As for the toppings, the ones we’ve included in this recipe are simple, but don’t be shy: feel free to add any extra keto pizza toppings you’d like. We suggest olives, green and red peppers, chili flakes, spinach, banana peppers, or jalapenos, but the sky’s the limit when it comes to decorating your keto pizza. Also, we’ve swapped out sugary tomato sauce for a low sugar marinara sauce, but any lower sugar tomato sauce can work – just be sure to keep a close eye on those nutrition facts.
This recipe serves two, so you’ll have leftovers for breakfast, or plenty to share with a friend.
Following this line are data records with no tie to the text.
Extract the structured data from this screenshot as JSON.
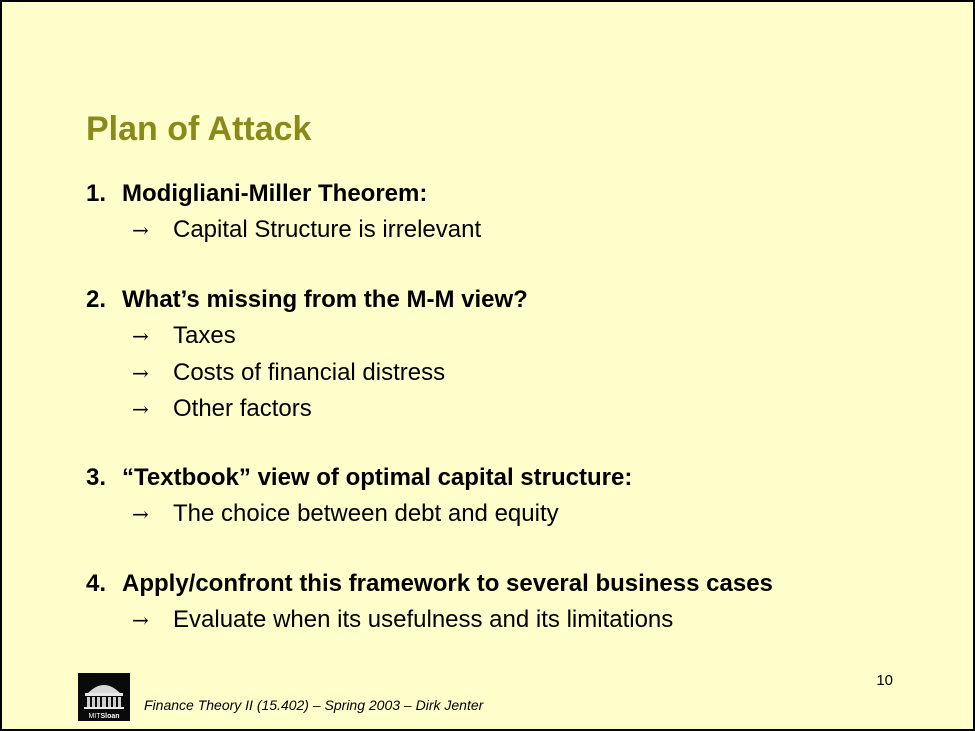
{
  "slide": {
    "title": "Plan of Attack",
    "sections": [
      {
        "number": "1.",
        "heading": "Modigliani-Miller Theorem:",
        "bullets": [
          "Capital Structure is irrelevant"
        ]
      },
      {
        "number": "2.",
        "heading": "What’s missing from the M-M view?",
        "bullets": [
          "Taxes",
          "Costs of financial distress",
          "Other factors"
        ]
      },
      {
        "number": "3.",
        "heading": "“Textbook” view of optimal capital structure:",
        "bullets": [
          "The choice between debt and equity"
        ]
      },
      {
        "number": "4.",
        "heading": "Apply/confront this framework to several business cases",
        "bullets": [
          "Evaluate when its usefulness and its limitations"
        ]
      }
    ],
    "bullet_symbol": "→",
    "page_number": "10",
    "footer": "Finance Theory II (15.402) – Spring 2003 – Dirk Jenter",
    "logo_text": "MITSloan"
  },
  "colors": {
    "background": "#ffffcc",
    "title": "#8a8a1a",
    "text": "#000000"
  },
  "icons": {
    "logo": "mit-sloan-dome-logo-icon",
    "bullet": "right-arrow-icon"
  }
}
With the absence of grains or sneaky additives, this recipe is naturally gluten-free, so it can work with a few other dietary preferences, such as gluten-free diets and grain free diets. (However, it’s not Paleo-friendly because it contains dairy).
We recommend choosing organic cheese if possible to avoid the hormones and antibiotics that can be found in conventional dairy products.
- If you can handle the extra dairy, you might like to throw some extra shredded mozzarella or parmesan cheese to make your bites a little more savory.
- If you prefer a crispier crust, you can always toss a little olive oil into a pan and cook your slices for a bit longer to get a more satisfying crunchy texture.
Keto Pizza Recipe Macros
Keto Pizza with Pepperoni
Sometimes we can’t believe the keto diet is called a diet, especially when you get your hands on recipes like this Keto Pizza with Pepperoni.
For the pizza crust:
- 2 tablespoons organic cream cheese full-fat
- 1 ½ cups organic mozzarella cheese whole milk
- ⅓ cup coconut flour
- 2 large eggs
For the toppings:
- ¼ cup sugar-free marinara sauce
- ½ cup organic mozzarella cheese whole milk
- 8 slices pepperoni uncured
To make the pizza crust:
Preheat oven to 425°F. Line a baking sheet with parchment paper. (Do not substitute for tin foil as dough will stick.)
Add 1 ½ cups mozzarella cheese and 2 tablespoons cream cheese to a microwave safe, medium size bowl. Microwave on medium heat for 90 seconds, stirring the ingredients in the bowl halfway through to properly melt all ingredients.
Stir in coconut flour and 2 large eggs into the bowl and mix thoroughly with a fork. Knead with your hands until mixture becomes dough, about 2 minutes.
With your hands spread the dough on the baking sheet, creating a round shape giving the crust about ¼-inch thickness.
Using a fork, poke holes into crust all over multiple times to avoid bubbles.
Bake for 10 minutes.
To assemble the pizza:
Spread ¼ cup sugar-free marinara sauce onto the crust creating an even layer.
Sprinkle the remaining ½ cup of mozzarella cheese onto the pizza.
Place 8 slices of pepperoni evenly.
Return the pizza back to the oven for 10 more minutes or until the crust edges and cheese toppings are golden brown.